Sound design-wise it's incredibly underwhelming. The soundbites of the cultists or any of the enemies have fucking NOTHING on any other first-person shooter out there. Instead they will only whisper things like HERETIC or BLOOD in a Batman voice, but also stuff like DOOM, MARATHON, and DUKE NUKEM 3D: WORLD TOUR. I found it pretty silly to be honest. The Mortar and Riveter literally sound like wet farts, there's no way explosive weapons can produce such underwhelming sounds. The only weapon with a really good kick to it is the Super Shotgun, and maybe the dual shotguns as well. Enemy pain grunts aren't satisfying either. Music is mostly dark ambience and heavy metal when you get into a serious encounter, but rarely anything special.
Visually it's rather amateurish, even compared to old 3D games like Quake. The models for the cultists and chainsaw guys are too blocky and end up looking too cartoony as a result. It kind of suffers the same problem most modern pixel art does where the art is built as pixel art from the ground up rather than normal 2D art being downscaled to fit the restrictions of the sprite sizes. There are too many models (like some of the weapon viewmodels) which are more low-res then they have any right to be. Even the visual effects are amateurish. Blood splatters are just strings of red squares. Devil Daggers did a much better job at nailing the Quake aesthetic.
It's also rather unfortunate that Dusk does very little to offer it's own unique things on the table. Most of the weapon and enemy designs are stock standard, with the crossbow being ripped from Heretic. Using MOUSE3 to whip out your sickles gives you the message MIGHTY SICKLE ENGAGED, and you'll also come across a computer displaying a screenshot of the game itself as a message saying I DON'T HAVE TIME TO PLAY WITH MYSELF appears on screen.

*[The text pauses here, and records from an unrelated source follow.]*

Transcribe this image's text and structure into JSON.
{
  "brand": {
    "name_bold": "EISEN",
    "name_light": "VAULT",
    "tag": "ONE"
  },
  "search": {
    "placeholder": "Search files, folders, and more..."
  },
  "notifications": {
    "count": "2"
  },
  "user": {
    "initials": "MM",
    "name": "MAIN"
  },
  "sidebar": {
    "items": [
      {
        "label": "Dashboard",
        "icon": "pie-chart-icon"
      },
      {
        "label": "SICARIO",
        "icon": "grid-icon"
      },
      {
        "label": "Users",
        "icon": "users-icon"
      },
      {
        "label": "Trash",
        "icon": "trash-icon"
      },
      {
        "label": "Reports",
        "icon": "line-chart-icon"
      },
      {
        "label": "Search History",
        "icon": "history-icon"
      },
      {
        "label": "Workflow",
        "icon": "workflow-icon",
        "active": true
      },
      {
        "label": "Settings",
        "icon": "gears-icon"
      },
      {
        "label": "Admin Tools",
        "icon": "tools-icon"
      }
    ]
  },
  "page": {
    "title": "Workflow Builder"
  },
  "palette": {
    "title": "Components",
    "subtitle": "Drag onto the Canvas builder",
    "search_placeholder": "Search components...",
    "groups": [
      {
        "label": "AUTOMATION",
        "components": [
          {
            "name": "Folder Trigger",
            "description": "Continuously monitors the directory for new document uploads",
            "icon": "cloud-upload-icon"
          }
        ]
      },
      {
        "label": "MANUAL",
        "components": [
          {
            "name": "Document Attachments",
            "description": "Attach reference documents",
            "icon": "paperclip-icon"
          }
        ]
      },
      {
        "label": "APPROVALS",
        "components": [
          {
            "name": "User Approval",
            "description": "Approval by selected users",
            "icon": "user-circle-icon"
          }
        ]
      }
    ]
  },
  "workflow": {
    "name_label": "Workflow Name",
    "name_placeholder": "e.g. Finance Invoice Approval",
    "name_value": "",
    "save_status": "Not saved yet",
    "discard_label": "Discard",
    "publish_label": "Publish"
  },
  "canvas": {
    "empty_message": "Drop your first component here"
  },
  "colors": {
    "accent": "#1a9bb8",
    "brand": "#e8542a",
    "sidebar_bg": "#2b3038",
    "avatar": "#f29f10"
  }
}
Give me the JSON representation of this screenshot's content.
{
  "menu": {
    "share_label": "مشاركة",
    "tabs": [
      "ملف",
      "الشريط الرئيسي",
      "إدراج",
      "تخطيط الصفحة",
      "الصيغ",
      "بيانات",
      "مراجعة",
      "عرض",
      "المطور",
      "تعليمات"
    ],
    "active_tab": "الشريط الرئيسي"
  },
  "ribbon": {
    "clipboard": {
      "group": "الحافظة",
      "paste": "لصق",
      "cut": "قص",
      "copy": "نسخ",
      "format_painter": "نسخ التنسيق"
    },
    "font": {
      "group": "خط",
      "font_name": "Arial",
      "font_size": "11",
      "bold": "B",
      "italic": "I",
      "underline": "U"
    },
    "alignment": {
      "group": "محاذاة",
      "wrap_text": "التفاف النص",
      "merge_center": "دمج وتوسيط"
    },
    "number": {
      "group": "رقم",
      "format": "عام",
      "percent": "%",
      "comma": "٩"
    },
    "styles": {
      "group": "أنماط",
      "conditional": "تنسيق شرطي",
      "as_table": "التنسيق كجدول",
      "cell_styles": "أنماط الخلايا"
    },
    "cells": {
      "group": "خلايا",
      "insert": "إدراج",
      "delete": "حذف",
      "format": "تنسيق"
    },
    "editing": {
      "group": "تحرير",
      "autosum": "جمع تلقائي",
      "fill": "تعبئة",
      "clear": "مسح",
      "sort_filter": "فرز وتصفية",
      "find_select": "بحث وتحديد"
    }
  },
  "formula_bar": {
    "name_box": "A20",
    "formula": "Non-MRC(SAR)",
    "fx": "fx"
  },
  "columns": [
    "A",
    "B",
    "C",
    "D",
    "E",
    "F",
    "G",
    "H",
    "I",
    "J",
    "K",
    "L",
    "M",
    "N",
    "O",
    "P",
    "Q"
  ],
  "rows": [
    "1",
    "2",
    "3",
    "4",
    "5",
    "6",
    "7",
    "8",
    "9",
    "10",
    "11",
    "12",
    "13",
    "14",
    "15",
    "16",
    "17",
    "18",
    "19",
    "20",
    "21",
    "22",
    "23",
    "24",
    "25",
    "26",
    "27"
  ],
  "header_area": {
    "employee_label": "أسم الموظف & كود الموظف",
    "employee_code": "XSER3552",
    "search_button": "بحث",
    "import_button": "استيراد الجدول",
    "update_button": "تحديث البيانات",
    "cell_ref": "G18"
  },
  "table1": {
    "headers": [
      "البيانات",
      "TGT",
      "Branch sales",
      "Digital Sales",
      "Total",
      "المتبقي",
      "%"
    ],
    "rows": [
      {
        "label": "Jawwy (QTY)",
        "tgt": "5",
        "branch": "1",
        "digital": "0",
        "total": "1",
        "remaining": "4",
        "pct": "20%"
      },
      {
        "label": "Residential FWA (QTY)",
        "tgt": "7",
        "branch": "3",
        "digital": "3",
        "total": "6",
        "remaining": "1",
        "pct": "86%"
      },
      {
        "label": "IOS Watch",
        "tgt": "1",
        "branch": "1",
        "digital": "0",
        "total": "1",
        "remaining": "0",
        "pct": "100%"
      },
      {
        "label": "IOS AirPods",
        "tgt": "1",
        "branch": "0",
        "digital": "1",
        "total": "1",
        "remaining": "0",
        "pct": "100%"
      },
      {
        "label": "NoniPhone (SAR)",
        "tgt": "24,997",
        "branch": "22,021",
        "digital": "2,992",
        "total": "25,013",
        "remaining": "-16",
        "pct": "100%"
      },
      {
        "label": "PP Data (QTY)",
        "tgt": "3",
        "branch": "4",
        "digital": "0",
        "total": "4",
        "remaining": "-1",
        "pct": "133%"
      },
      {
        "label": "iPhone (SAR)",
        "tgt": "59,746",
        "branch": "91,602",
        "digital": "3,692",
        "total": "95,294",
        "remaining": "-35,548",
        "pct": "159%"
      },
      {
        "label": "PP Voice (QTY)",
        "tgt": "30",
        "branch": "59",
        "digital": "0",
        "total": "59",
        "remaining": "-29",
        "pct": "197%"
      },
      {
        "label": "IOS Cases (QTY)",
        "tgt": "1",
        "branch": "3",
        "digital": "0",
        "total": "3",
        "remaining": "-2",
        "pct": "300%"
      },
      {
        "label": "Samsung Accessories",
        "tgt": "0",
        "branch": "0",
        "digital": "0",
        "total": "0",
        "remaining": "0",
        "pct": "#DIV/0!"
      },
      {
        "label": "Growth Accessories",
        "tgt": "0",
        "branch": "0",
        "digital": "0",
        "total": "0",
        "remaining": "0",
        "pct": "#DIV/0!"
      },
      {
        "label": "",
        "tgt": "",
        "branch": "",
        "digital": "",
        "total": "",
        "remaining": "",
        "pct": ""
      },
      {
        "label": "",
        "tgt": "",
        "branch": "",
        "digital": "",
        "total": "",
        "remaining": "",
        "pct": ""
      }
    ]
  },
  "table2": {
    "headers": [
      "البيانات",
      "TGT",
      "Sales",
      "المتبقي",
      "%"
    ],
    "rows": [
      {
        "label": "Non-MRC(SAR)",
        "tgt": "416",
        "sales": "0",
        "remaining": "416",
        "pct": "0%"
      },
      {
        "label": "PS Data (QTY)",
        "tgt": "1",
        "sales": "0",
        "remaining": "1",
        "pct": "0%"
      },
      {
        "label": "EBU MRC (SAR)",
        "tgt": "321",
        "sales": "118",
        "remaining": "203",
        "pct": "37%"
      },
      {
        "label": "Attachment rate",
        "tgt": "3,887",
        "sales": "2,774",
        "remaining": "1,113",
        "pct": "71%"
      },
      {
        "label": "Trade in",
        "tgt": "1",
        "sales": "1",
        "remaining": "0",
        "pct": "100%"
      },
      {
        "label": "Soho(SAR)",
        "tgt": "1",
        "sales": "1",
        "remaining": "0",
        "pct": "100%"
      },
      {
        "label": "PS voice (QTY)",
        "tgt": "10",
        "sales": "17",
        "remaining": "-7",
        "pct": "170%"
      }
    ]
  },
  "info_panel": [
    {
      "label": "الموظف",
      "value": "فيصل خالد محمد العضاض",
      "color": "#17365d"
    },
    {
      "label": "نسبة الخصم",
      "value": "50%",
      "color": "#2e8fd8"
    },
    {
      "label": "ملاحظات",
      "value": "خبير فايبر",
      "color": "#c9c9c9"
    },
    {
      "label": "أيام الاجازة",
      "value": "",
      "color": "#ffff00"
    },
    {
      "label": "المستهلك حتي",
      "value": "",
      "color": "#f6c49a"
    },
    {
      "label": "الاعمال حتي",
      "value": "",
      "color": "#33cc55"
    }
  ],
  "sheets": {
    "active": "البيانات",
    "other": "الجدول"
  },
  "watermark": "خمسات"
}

It's one thing to go full reference county, but to copy quotes from other games is just lazy.
Level design-wise I think it's alright. The levels themselves are pretty varied in terms of setting and combat encounters, with plenty of secrets hidden everywhere. There are some signs that the guy in charge knew what he was doing, as there are several subtle tricks used to keep you on the right path while there's still a ton to explore. It's pretty much Build Engine-style but with more open areas as a result of there being no hitscan enemies whatsoever. There's plenty of shit you can interact with, like flushing objects down toilets and cooking meat, but that's about it.
I still liked it overall, but when I consider the direction Dusk takes for its combat I think it could have been explored much more thoroughly to provide a more tight experience. Who knows what the upcoming two episodes will have to offer. Many people have been saying that even on the second-highest difficulty (whereas on the highest difficulty you die in one hit) the game is too easy, so hopefully the developers are working to rebalance their game for the better. I'm going to do a full playthrough on the one-hit kill difficulty with pistol starts, all secrets, and no mid-level saves and see how I feel about Dusk then.